Hasta dar la vida

Durante el año 2010, veintitrés agentes pastorales han sido asesinados en todo el mundo: un obispo, quince sacerdotes, un religioso, una religiosa, dos seminaristas y tres seglares. En esta lista oficial hecha pública hace pocos días por la Congregación para la Evangelización de los Pueblos, habría que añadir numerosas víctimas de la violencia fundamentalista entre las comunidades cristianas de Egipto, Irak, Nigeria, Pakistán…
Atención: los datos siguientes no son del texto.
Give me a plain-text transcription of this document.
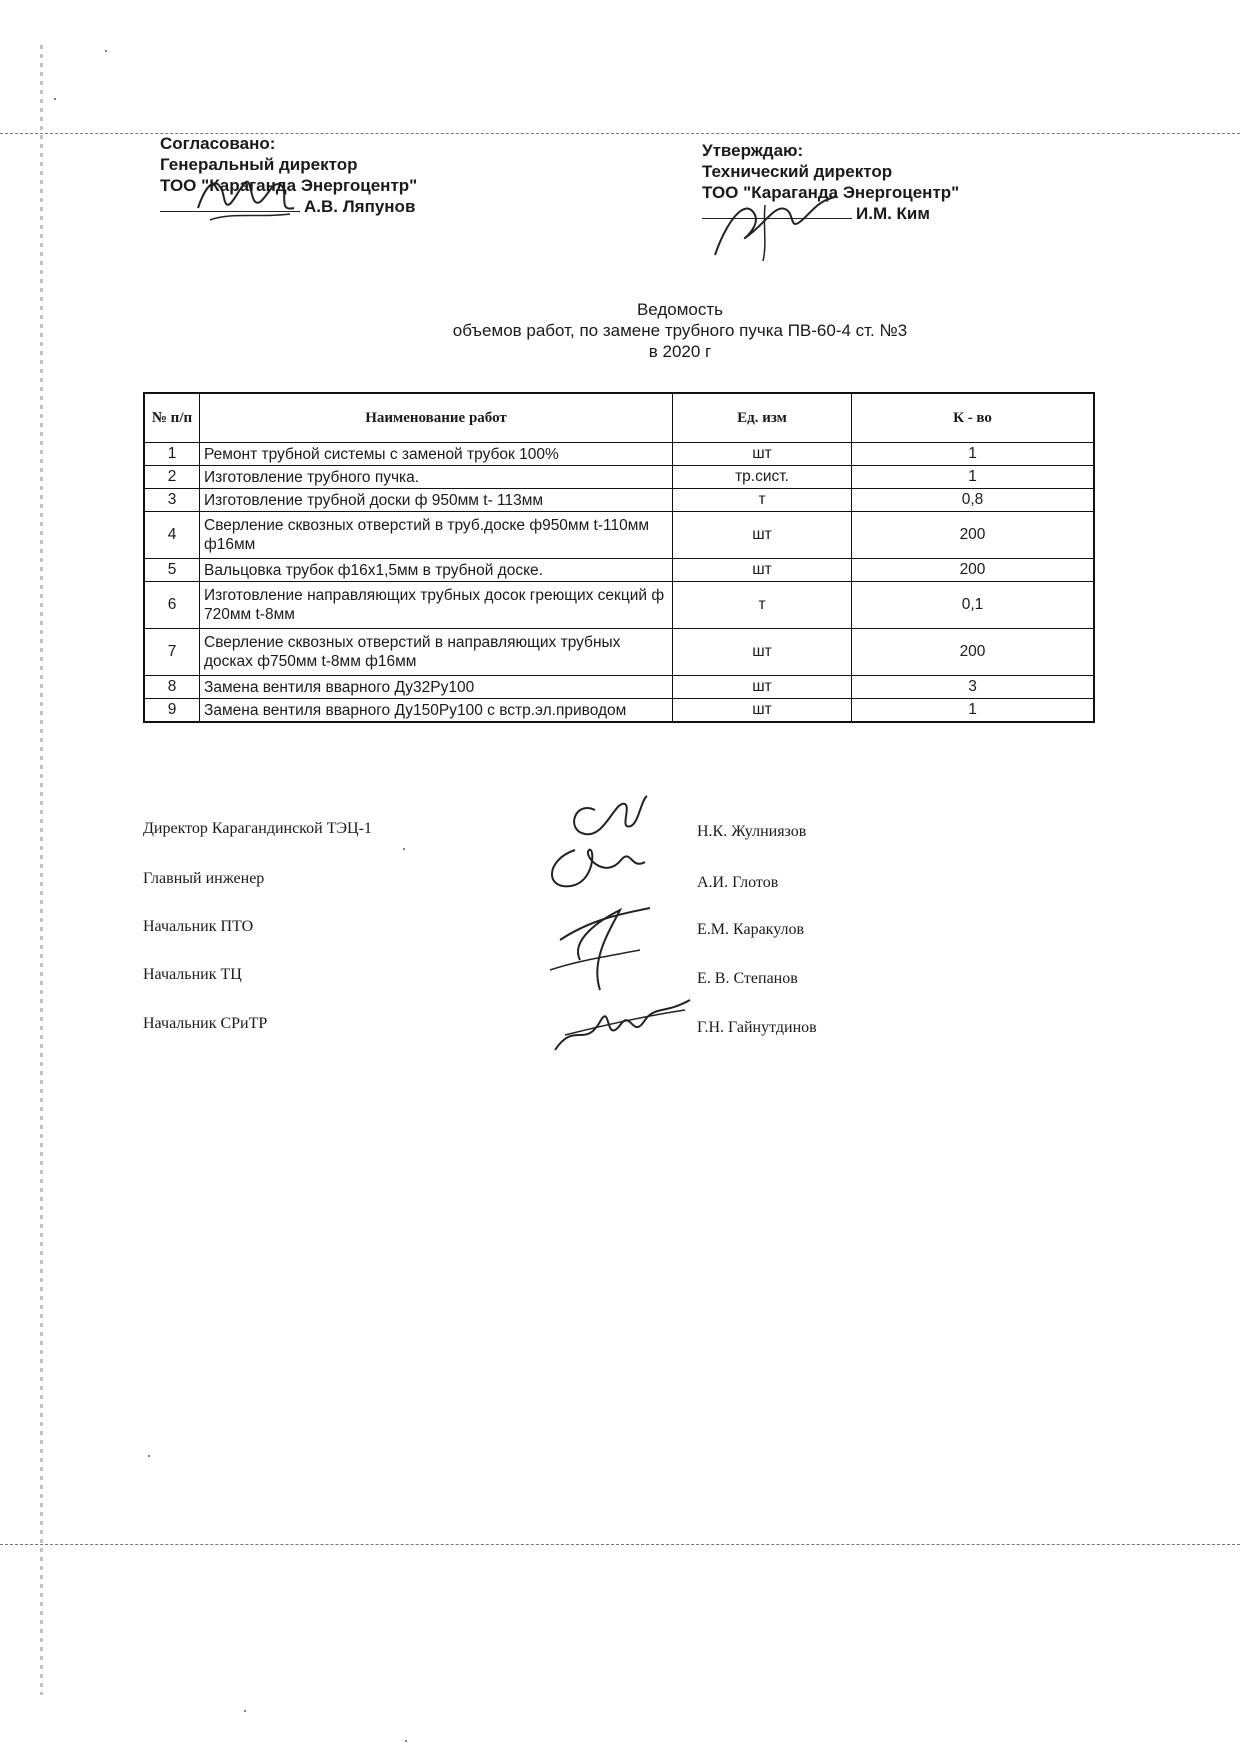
Согласовано:
Генеральный директор
ТОО "Караганда Энергоцентр"
А.В. Ляпунов
Утверждаю:
Технический директор
ТОО "Караганда Энергоцентр"
И.М. Ким
Ведомость
объемов работ, по замене трубного пучка ПВ-60-4 ст. №3
в 2020 г
№ п/п	Наименование работ	Ед. изм	К - во
1	Ремонт трубной системы с заменой трубок 100%	шт	1
2	Изготовление трубного пучка.	тр.сист.	1
3	Изготовление трубной доски ф 950мм t- 113мм	т	0,8
4	Сверление сквозных отверстий в труб.доске ф950мм t-110мм ф16мм	шт	200
5	Вальцовка трубок ф16х1,5мм в трубной доске.	шт	200
6	Изготовление направляющих трубных досок греющих секций ф 720мм t-8мм	т	0,1
7	Сверление сквозных отверстий в направляющих трубных досках ф750мм t-8мм ф16мм	шт	200
8	Замена вентиля вварного Ду32Ру100	шт	3
9	Замена вентиля вварного Ду150Ру100 с встр.эл.приводом	шт	1
Директор Карагандинской ТЭЦ-1	Н.К. Жулниязов
Главный инженер	А.И. Глотов
Начальник ПТО	Е.М. Каракулов
Начальник ТЦ	Е. В. Степанов
Начальник СРиТР	Г.Н. Гайнутдинов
En su momento, tuvo una especial resonancia la muerte en Turquía del franciscano Luigi Padovese, vicario apostólico en Anatolia, el día antes de que Benedicto XVI fuera a Chipre a principios del pasado junio. Pese a no haber sido motivada directamente por odios fundamentalistas, su muerte —por la integridad y la coherencia de su vida— atestiguó que la respuesta cristiana a los ataques injustos es siempre la misericordia y el perdón. En una carta escrita exactamente dos meses antes, con fecha del 3 de abril, constataba: «Las Iglesias de Oriente Próximo viven desde hace años en situaciones de gran tribulación que culminan a menudo en actos de verdadera persecución, como sucede desdichadamente, con frecuencia cotidiana, en Irak y no tan sólo». Y ante este trágico panorama, afirmaba que «sólo la fecundidad del perdón frente a la estéril alternativa del odio y de la venganza» podrá llevar la paz a Oriente Próximo.

La solidaridad que mostraron muchos musulmanes a los cristianos después del atentado de la noche de Fin de Año en la ciudad egipcia de Alejandría, que costó la vida a veintitrés cristianos coptos ortodoxos, da a entender que no es con la revancha que se puede cortar la absurdidad de la violencia sino con la bondad de que nunca retrocede, pase lo que pase.

El papa Benedicto volvió a insistir en ello pocas horas más tarde, durante la celebración de la Jornada Mundial de la Paz: «La humanidad no puede mostrarse resignada a la fuerza negativa del egoísmo y de la violencia; no se puede acostumbrar a los conflictos que provocan víctimas y ponen en riesgo el futuro de los pueblos». Para lograr una paz estable y justa, es necesaria la acción decidida y constante de los gobernantes, pero hace falta sobre todo que cada uno de nosotros «sea animado por un auténtico espíritu de paz, que hay que implorar siempre de nuevo en la oración y vivir en las relaciones cotidianas, en todos los ambientes».

Los cristianos estamos llamados a ser portadores de paz y de reconciliación a todos los niveles. Y esto lo haremos sobre todo no tanto haciendo o dando algo, sino en la medida en que nos damos a nosotros mismos en bien de nuestros hermanos. Y cuando alguien se ha dado del todo, ya no tiene miedo de que le quiten nada, ni siquiera la vida.